Unless you have an AI chip in your brain, it’s still in your control—maybe the only thing that’s really ever in your control—to be the best person you can, despite what the world is doing. You are already in the time machine, traveling into the future at the rate of 1 second per second. You’ve always had the power to change the future and be a better person. After all, that’s why you’re here at a university, and that’s why I’m here, too—we can do this together.


Last updated on 7 August 2025. This article is currently intended to be a living document, with periodic updates, including hyperlinks, as news and trends develop. © 2025 Patrick Lin. All rights reserved.


About the author

Prof. Patrick Lin is a philosopher at Cal Poly, San Luis Obispo, where he runs the Ethics + Emerging Sciences Group. AI was used for 0% of this article.


Endnotes

[1] For this discussion, even though AI and LLMs can be different things, we will use “AI” to refer to LLMs and other generative AI for the sake of simplicity, unless specifically noted otherwise.

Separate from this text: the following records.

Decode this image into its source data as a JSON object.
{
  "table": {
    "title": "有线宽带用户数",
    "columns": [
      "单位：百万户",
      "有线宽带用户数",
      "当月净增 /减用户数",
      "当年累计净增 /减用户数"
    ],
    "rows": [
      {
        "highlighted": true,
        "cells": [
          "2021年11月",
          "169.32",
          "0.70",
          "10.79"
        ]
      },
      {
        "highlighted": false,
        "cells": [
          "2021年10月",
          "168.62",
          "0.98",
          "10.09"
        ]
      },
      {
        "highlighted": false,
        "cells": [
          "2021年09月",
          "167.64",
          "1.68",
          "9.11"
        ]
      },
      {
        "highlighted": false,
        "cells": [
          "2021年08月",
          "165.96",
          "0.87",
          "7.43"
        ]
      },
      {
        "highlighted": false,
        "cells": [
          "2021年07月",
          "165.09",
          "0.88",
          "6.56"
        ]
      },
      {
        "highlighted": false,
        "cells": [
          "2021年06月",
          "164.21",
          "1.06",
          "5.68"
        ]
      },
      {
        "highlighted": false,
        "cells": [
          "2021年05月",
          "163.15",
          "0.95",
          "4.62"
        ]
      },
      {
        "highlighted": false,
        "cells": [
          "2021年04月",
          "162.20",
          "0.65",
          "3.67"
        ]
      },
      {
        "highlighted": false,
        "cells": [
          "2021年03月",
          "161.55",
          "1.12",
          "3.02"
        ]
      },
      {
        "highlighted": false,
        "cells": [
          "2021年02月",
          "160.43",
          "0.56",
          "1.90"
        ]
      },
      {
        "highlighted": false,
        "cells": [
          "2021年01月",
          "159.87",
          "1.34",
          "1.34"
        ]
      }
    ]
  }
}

[2] You likely do care, even if you don’t think so. For instance, if you would complain about an injustice committed against you—such as being randomly assigned a low grade instead of a higher one that you earned, or much worse, such as being a victim of theft, fraud, assault, etc.—then you care about justice and therefore ethics.

[3] This is basically Plato’s position in The Republic, in describing tyrants as pitiful slaves to their passions or appetites. As a result of being both unethical and powerful, they’re surrounded only by sycophants, lack the freedom to travel because of assassination risks, and so on. These lessons are still relevant today, including Plato’s explanation for how a democracy can be tipped over into tyranny.

[4] For instance, if you’re using AI as an act of civil disobedience, then Martin Luther King Jr. is relevant; he said civil disobedience should be done in the open (not cowardly in secret) where you are willing to accept the consequences, e.g., jail and even violence without being violent yourself.

[5] There’s a similar trap in ethics where it’s easy to overfocus on the results or consequences of an action. Other factors matter in ethics, such as an agent’s character, motives, duties, and so on, even those other factors can be much harder to see.